Find the adjective in the given sentences:

1. The sour, pungent lemon caught on my lips.

Ans: The sour, pungent lemon caught on my lips

2. The earnest, pleading tone makes me believe she's telling the truth.

Ans: The earnest, pleading tone makes me believe she's telling the truth

3. The unbelievably beautiful view was breathtaking.

Ans: The unbelievably beautiful view was breathtaking.

4. New kittens are very small and delicate.

Ans: New kittens are very small and delicate

5. It was a long, tiring, and eventful journey.

Ans: It was a long, tiring, and eventful journey.

Find the adverb in the given sentences:

1. The cute dog runs fast.

Ans:  The cute dog runs fast

2. My patient's mother walks slowly.

Ans: My patient's mother walks slowly.  

3. The cool boy plays happily with the trucks.

 Ans:  The cool boy plays happily with the trucks.

Frequently Asked Questions

Q1. Is it possible to use two adjectives together?

The use of two or more adjectives that build on one another to alter a noun collectively is referred to as "cumulative adjectives." They follow one another in order.

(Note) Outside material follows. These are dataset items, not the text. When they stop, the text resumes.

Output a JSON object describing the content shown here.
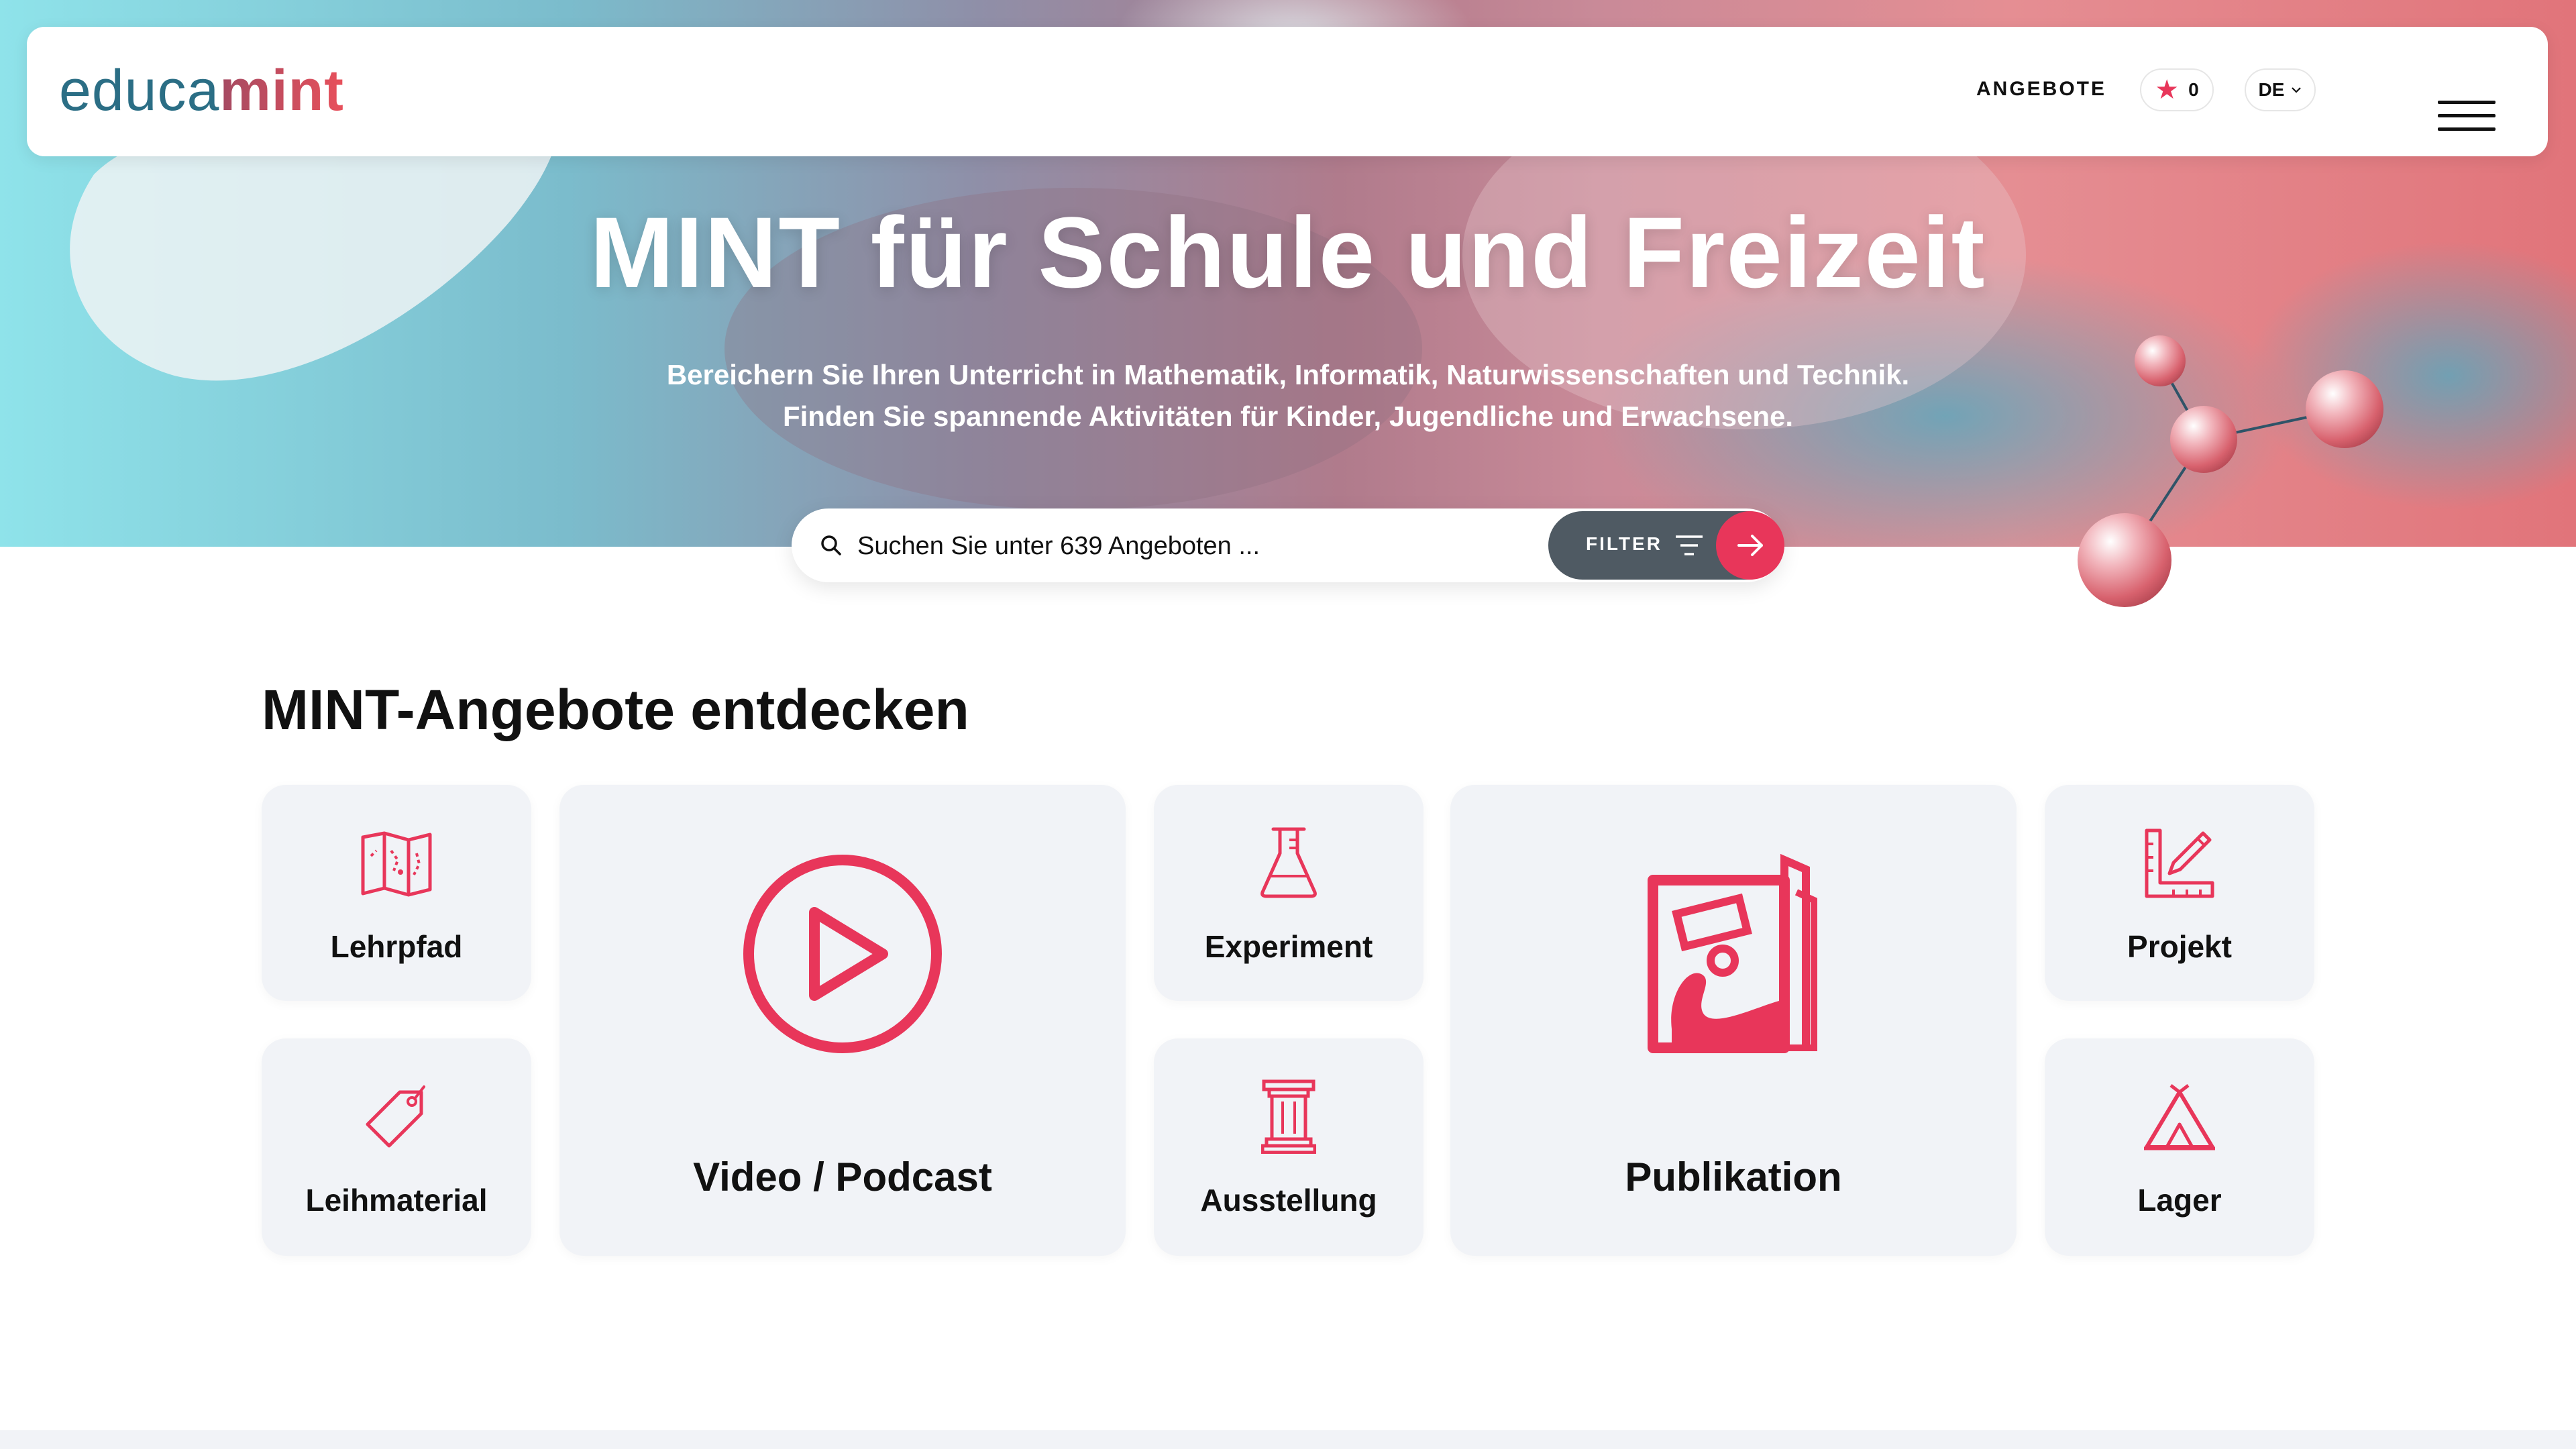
{
  "header": {
    "logo_part1": "educa",
    "logo_part2": "mint",
    "nav_offers": "ANGEBOTE",
    "favorites_icon": "star-icon",
    "favorites_count": "0",
    "language": "DE",
    "menu_icon": "hamburger-icon"
  },
  "hero": {
    "title": "MINT für Schule und Freizeit",
    "subtitle_line1": "Bereichern Sie Ihren Unterricht in Mathematik, Informatik, Naturwissenschaften und Technik.",
    "subtitle_line2": "Finden Sie spannende Aktivitäten für Kinder, Jugendliche und Erwachsene."
  },
  "search": {
    "placeholder": "Suchen Sie unter 639 Angeboten ...",
    "value": "",
    "filter_label": "FILTER",
    "icons": [
      "search-icon",
      "filter-icon",
      "arrow-right-icon"
    ]
  },
  "section": {
    "title": "MINT-Angebote entdecken"
  },
  "categories": [
    {
      "label": "Lehrpfad",
      "icon": "map-icon"
    },
    {
      "label": "Video / Podcast",
      "icon": "play-icon"
    },
    {
      "label": "Experiment",
      "icon": "flask-icon"
    },
    {
      "label": "Publikation",
      "icon": "publication-icon"
    },
    {
      "label": "Projekt",
      "icon": "ruler-pencil-icon"
    },
    {
      "label": "Leihmaterial",
      "icon": "tag-icon"
    },
    {
      "label": "Ausstellung",
      "icon": "column-icon"
    },
    {
      "label": "Lager",
      "icon": "tent-icon"
    }
  ],
  "colors": {
    "accent": "#e8365a",
    "logo_blue": "#2b6e85",
    "card_bg": "#f1f3f7",
    "filter_bg": "#4f5a63"
  }
}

One alternative name for them is "unit modifiers." Indeed, they function as a single entity and are not separate aspects of the word that can be considered separately.

Q2. Is it possible for a proper noun to act as an adjective?

A proper adjective is an adjective that derives from a proper noun and is consequently capitalized since it is derived from a proper noun. Words representing countries, languages, and ethnic groups (such as "Japanese," "Inuit," and "French"), as well as terms formed from people's names (such as "Bayesian" and "Orwellian"), are examples of proper adjectives.

Q3. What follows after the adjective in this sentence?

When an adjective is used with a connecting verb, such as a version of the verb "to be" or a word that means "sense," the adjective comes after the linking verb. Adjectives are normally positioned before the nouns that they modify. A predicative adjective is a name given to the second category of adjectives.